Conoscere l’obiettivo finale
Ad esempio, può essere il caso di un robot a cui viene chiesto di consegnare all’uomo un cacciavite: “i codici di programmazione in possesso del robot lo spingeranno a impugnare il manico e passarvi il cacciavite dalla parte sbagliata, compiendo un passaggio di consegne pericoloso”, fa notare Ortenzi: “l’automa invece ha bisogno di sapere qual è l’obiettivo finale di un’azione, in modo da ripensare la sua attività e adattarla al contesto e al caso concreto, che è diverso da un altro”.
Un altro esempio pratico che fanno i ricercatori può riguardare un automa in una Casa di cura, che passa un bicchiere d’acqua a un degente anziano: “il robot non deve solo impedire che il bicchiere caschi o che si versi l’acqua, ma capire a chi passerà il bicchiere per favorire il passaggio dell’oggetto. In altre parole, quello che è ovvio per un essere umano deve essere programmato in un robot e questo implica un approccio totalmente diverso rispetto a quanto fatto fino a oggi”, sottolineano i ricercatori.
Nuovi criteri di programmazione
Servono quindi nuovi criteri di programmazione, nuove regole per l’interazione tra robot ed esseri umani. Pensare e creare robot ancora più complessi e completi rispetto a quelli realizzati finora è un lavoro che apre ovviamente anche grandi e fondamentali questioni etiche, che sono anch’esse al centro del dibattito tra scienziati, filosofi dell’innovazione e ricercatori, per dare un percorso condiviso e sostenibile al progresso tecnologico e dell’automazione.
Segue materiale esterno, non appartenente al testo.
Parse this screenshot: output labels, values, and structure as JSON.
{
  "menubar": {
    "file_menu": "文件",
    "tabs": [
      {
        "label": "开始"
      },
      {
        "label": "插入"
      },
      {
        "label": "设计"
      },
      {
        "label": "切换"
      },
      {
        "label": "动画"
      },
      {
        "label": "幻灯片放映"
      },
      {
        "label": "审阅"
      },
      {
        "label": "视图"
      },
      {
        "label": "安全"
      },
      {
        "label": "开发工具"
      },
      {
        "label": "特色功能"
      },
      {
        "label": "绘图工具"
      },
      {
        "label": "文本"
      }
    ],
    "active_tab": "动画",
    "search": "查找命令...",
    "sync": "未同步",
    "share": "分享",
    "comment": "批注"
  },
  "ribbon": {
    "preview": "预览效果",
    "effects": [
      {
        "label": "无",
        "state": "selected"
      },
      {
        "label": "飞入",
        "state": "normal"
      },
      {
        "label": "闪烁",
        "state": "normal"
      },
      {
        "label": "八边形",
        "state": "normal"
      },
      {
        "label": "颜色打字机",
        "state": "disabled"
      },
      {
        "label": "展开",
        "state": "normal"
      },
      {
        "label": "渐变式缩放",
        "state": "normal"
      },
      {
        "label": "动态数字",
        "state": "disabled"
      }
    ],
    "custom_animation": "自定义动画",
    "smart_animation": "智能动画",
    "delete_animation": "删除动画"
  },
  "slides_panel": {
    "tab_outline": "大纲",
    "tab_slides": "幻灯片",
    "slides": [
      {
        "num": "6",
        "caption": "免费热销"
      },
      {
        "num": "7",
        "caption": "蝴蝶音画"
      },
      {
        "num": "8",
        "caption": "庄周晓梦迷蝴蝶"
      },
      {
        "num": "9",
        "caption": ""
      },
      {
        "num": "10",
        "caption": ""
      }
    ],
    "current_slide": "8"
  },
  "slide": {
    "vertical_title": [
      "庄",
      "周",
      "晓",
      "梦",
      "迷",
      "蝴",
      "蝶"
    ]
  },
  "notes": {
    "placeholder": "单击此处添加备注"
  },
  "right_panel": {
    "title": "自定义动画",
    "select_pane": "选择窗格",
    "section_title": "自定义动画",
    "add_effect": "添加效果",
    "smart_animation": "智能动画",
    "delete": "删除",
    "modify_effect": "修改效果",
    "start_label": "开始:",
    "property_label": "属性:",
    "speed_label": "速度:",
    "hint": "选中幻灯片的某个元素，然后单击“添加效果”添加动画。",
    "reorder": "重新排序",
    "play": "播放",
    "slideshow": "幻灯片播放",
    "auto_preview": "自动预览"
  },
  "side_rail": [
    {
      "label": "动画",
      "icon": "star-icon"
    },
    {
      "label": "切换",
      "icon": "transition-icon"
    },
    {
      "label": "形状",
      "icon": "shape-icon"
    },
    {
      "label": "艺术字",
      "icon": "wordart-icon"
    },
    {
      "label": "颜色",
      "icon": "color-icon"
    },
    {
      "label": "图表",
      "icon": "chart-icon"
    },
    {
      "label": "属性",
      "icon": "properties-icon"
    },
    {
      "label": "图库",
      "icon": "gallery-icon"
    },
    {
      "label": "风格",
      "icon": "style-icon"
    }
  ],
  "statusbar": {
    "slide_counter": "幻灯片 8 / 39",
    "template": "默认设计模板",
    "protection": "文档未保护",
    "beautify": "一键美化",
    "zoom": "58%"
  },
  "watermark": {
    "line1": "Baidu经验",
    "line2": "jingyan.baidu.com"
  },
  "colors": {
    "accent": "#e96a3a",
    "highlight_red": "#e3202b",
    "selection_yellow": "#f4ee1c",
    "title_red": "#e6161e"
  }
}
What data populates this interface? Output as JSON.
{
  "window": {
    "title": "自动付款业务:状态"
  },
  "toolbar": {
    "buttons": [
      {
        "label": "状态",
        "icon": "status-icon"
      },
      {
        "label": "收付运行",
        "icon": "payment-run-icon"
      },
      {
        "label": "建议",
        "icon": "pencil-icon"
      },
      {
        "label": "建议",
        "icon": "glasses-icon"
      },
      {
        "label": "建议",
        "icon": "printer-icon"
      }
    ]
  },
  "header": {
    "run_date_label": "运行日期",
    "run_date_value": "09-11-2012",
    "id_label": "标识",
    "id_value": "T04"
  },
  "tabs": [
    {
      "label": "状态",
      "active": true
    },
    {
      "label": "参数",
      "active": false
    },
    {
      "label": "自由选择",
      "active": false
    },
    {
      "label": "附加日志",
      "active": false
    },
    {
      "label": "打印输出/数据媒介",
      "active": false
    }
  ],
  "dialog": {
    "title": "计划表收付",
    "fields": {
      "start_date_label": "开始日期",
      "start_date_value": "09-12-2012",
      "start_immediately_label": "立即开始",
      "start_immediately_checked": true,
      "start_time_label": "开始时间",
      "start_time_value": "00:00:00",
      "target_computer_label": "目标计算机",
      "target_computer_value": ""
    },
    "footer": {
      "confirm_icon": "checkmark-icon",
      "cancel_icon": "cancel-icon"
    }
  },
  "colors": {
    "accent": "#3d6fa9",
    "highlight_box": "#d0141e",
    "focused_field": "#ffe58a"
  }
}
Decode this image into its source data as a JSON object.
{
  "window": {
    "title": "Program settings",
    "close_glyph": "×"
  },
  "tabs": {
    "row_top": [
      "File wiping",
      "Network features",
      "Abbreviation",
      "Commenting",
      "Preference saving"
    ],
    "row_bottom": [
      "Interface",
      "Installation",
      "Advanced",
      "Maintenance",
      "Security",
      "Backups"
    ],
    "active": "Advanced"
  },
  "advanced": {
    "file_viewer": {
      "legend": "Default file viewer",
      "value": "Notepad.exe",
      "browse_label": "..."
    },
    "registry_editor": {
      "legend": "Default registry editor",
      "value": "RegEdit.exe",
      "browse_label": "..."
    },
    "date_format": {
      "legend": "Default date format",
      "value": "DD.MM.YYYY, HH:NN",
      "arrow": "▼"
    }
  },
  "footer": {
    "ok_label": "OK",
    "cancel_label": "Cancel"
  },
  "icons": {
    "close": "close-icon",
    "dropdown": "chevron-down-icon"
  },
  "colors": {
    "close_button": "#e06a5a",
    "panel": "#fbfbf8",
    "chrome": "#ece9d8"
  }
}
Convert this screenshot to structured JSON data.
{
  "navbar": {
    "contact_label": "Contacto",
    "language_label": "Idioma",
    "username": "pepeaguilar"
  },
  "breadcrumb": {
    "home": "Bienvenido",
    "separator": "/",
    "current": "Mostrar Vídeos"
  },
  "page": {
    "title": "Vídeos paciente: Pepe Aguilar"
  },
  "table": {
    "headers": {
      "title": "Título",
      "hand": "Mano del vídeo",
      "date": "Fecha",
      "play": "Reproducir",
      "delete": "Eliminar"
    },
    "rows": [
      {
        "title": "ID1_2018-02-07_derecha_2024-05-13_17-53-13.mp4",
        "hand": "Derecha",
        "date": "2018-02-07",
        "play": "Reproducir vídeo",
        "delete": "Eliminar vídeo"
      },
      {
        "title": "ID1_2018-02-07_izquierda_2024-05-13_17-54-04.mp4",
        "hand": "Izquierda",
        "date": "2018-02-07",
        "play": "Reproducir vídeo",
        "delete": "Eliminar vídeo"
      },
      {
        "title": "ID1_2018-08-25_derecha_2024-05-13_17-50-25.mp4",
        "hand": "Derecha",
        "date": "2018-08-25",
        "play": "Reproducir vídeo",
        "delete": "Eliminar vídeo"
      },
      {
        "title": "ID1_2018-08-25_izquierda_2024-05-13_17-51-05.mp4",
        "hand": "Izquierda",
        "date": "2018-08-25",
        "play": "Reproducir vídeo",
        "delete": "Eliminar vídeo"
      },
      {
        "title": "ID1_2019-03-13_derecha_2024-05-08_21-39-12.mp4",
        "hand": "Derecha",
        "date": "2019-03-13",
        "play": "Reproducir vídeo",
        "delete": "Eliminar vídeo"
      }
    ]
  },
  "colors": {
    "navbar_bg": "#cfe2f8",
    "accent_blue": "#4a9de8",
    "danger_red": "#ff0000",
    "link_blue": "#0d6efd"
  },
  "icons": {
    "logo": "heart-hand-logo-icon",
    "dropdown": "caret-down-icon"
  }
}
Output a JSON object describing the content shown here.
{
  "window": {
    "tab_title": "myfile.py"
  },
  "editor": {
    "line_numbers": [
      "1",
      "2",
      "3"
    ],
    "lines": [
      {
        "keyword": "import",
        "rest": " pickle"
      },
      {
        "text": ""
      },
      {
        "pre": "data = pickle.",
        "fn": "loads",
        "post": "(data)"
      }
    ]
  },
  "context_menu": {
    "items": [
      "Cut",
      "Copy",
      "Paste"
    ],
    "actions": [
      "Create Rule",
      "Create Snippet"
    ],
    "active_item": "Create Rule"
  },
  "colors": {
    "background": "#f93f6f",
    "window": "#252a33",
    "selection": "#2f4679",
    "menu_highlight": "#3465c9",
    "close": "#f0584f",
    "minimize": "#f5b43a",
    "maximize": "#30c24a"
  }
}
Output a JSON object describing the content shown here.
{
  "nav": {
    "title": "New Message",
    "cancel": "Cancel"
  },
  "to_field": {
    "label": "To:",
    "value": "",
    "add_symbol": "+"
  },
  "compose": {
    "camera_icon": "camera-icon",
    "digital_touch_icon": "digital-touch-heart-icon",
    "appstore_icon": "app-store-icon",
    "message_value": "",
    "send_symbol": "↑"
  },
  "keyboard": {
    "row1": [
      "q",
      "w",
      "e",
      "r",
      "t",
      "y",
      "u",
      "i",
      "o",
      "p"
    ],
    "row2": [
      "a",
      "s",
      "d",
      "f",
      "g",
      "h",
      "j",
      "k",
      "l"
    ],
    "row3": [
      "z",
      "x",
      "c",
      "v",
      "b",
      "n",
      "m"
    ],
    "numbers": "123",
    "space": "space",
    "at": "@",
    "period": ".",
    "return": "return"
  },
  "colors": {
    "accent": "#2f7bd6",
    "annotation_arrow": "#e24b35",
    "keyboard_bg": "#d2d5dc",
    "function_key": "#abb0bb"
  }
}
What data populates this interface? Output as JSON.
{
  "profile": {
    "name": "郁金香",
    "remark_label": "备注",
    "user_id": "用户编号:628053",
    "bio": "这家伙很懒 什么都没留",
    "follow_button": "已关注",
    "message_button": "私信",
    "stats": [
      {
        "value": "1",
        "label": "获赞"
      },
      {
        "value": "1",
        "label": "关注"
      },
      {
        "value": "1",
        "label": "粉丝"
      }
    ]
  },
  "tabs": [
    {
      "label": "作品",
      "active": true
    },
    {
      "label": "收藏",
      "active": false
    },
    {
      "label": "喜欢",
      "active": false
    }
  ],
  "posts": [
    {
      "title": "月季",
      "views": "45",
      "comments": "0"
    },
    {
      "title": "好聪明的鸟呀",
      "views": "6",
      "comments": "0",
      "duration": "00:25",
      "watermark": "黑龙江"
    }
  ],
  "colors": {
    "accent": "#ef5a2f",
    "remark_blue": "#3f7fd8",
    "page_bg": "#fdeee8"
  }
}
Come osserva Marco Controzzi, ricercatore dell’Istituto di BioRobotica della Scuola Superiore Sant’Anna di Pisa e altro autore dello studio, “siamo convinti che una nuova metrica di valutazione della robotica, basata sull’osservazione di come l’uomo interagisce con le cose e con l’ambiente, sia fondamentale per lo sviluppo di una nuova generazione di robot, in grado non solo di operare con successo in situazioni complesse, ma soprattutto di collaborare in modo sicuro ed efficace con l’uomo”.